Pada 2015 Jepang menjadi mitra dagang terbesar ketiga di ASEAN dengan total nilai perdagangan mencapai 238 miliar dolar AS, menyusul ASEAN sendiri dan China.
Dari sisi investasi asing langsung, Jepang juga merupakan mitra ketiga yang paling penting bagi ASEAN dengan total nilai investasi sebesar 17,5 miliar dolar, diikuti ASEAN dan Uni Eropa.
Pada bidang ekonomi, Jepang juga berkomitmen untuk mendukung ASEAN dalam mempromosikan perdagangan dan investasi, termasuk arus barang, uang, orang dan layanan, melalui berbagai jaringan kemitraan ekonomi guna mencapai kesejahteraan baik bagi negara-negara anggota Asean maupun Jepang sendiri.
Namun lebih dari itu, diharapkan hubungan ASEAN dan Jepang dapat berdampak lebih besar pada berbagai bidang.
Pada 2015 ASEAN dan Jepang juga menyatakan komitmennya untuk meningkatkan kerja sama dalam menghadapi tantangan non-tradisional di kawasan seperti terorisme, IUU (Illegal, Unreported and Unregulated) Fishing atau kegiatan perikanan ilegal, dan perdagangan manusia, melalui kerangka kerja dan forum seperti ASEAN Regional Forum (ASF) dan ASEAN Ministerial Meeting on Transnational Crime (AMMTC).
Keduanya pun terus meningkatkan hubungan sosial-budaya melalui sejumlah program inisatif seperti melalui program pertukaran pelajar, budaya dan olahraga.
Program Humanis
Bagi Jepang, keterlibatannya di ASEAN dipandang sebagai upaya yang dapat menyelamatkan ekonomi negara maju tersebut.
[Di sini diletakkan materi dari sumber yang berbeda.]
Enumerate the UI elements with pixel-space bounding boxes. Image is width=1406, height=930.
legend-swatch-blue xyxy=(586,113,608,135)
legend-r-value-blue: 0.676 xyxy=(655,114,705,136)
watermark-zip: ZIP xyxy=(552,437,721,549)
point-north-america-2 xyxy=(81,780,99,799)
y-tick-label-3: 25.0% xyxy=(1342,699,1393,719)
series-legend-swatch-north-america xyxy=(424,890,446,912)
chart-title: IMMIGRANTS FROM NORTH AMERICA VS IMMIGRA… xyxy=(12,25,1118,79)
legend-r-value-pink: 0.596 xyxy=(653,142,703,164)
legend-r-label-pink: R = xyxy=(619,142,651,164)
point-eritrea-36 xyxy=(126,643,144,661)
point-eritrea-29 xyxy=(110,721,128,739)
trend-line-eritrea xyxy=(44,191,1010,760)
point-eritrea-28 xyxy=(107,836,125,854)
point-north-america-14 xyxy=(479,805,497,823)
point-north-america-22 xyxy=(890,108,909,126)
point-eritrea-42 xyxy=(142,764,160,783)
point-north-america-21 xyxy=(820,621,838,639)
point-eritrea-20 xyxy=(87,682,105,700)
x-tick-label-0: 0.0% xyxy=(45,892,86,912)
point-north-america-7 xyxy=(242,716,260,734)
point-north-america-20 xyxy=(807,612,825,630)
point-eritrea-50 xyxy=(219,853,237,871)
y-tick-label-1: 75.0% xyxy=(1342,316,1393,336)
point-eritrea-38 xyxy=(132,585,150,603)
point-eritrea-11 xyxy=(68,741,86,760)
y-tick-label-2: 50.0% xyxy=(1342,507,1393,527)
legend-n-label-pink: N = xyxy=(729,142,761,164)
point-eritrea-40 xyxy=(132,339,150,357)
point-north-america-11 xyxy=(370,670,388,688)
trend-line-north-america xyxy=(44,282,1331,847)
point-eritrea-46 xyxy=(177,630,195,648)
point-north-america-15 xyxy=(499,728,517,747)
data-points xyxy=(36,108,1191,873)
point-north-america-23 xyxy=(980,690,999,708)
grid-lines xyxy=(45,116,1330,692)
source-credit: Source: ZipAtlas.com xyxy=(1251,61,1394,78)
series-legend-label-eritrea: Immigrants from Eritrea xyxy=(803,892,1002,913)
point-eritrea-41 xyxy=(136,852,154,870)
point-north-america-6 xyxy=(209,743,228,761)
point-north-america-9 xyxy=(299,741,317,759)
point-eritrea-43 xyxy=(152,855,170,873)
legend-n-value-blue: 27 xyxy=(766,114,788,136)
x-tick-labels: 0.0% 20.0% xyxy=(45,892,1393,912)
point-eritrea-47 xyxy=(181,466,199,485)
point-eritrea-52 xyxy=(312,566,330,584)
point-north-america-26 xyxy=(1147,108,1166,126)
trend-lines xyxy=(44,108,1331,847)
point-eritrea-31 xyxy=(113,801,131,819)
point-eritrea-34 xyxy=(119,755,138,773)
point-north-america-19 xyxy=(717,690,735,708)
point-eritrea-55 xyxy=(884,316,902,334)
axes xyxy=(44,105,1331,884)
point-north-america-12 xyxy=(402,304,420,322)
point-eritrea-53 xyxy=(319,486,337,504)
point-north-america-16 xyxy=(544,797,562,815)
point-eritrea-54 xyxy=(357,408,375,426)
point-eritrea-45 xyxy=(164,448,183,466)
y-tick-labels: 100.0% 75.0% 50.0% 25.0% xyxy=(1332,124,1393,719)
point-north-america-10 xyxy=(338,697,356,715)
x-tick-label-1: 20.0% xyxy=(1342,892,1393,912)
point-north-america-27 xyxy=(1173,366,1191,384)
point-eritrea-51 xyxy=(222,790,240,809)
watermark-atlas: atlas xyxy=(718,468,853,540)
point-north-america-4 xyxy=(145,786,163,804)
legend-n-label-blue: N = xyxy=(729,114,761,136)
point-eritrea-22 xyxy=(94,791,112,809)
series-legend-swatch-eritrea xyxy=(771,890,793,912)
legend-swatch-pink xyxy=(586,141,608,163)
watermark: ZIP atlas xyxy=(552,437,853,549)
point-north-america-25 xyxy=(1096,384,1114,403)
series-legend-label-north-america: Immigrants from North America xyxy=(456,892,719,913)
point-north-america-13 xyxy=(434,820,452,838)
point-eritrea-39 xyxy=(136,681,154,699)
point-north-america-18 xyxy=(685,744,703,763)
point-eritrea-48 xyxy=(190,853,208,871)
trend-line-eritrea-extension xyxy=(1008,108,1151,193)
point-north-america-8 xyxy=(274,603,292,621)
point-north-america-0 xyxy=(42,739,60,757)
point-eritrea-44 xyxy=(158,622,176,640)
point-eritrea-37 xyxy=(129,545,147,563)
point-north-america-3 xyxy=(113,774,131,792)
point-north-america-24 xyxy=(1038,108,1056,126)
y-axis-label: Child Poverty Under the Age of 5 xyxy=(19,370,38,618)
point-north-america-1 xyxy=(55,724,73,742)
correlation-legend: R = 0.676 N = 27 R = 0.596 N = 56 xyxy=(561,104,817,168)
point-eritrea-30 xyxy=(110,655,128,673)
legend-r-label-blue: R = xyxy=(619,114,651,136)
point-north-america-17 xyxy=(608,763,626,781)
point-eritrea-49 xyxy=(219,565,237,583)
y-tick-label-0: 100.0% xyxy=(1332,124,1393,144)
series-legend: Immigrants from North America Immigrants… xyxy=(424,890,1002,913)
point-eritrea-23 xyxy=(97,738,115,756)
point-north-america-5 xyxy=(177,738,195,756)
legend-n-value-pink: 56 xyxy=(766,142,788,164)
Keseriusan penilaian itu ditindaklanjuti dengan dikirimkannya Duta Besar Misi Jepang di ASEAN pada 2011, yang menjadi duta besar pertama sejak menjalin hubungan tahun 1977.
Saat ditemui di Jakarta, Kazuo Sunaga menjelaskan bahwa pemerintahnya mengirim dirinya menjadi perwakilan di ASEAN dengan satu tujuan jelas, yaitu mengimplementasikan semua perjanjian kerja sama antara Jepang dan ASEAN yang telah disepakati.
Dengan banyaknya investasi yang mengalir ke ASEAN dan sejumlah negara lain yang memiliki upah buruh rendah seperti India dan China, Jepang merasa perlu untuk menindaklanjuti segala bentuk kerja sama yang dicanangkan.
Investasi Jepang yang menyebar ke berbagai belahan dunia itu sebagai langkah agar negara tersebut dapat "bertahan hidup" dari masalah ekonomi di dalam negeri, ujar Sunaga menambahkan.
Peran Jepang dalam industri di ASEAN memang tidak perlu dipertanyakan, bahkan Indonesia dan Thailand menjadi rumah bagi industri otomotif dari sejumlah pabrikan ternama Jepang.
Di Indonesia misalnya, paling tidak terdapat 27 perusahaan automobil dari Jepang dengan jumlah karyawan di dalam negeri mencapai 50.000 orang.
Sementara di Thailand juga sama-sama terdapat 27 perusahaan automobil dari Jepang, namun jumlah karyawan yang berhasil diserap mencapai lebih dari 60.000 orang, bahkan produk dari Negeri Gajah Putih ini pun masuk ke pasar domestik Jepang.
Sunaga pun menyampaikan bahwa kepentingan pihaknya di ASEAN sangat lah tinggi karena memiliki pengaruh besar bagi perekonomian Jepang.
Namun Jepang menyadari bahwa ASEAN sebagian besar terdiri dari negara-negara yang masih berkembang dan membutuhkan dukungan besar agar bisa maju.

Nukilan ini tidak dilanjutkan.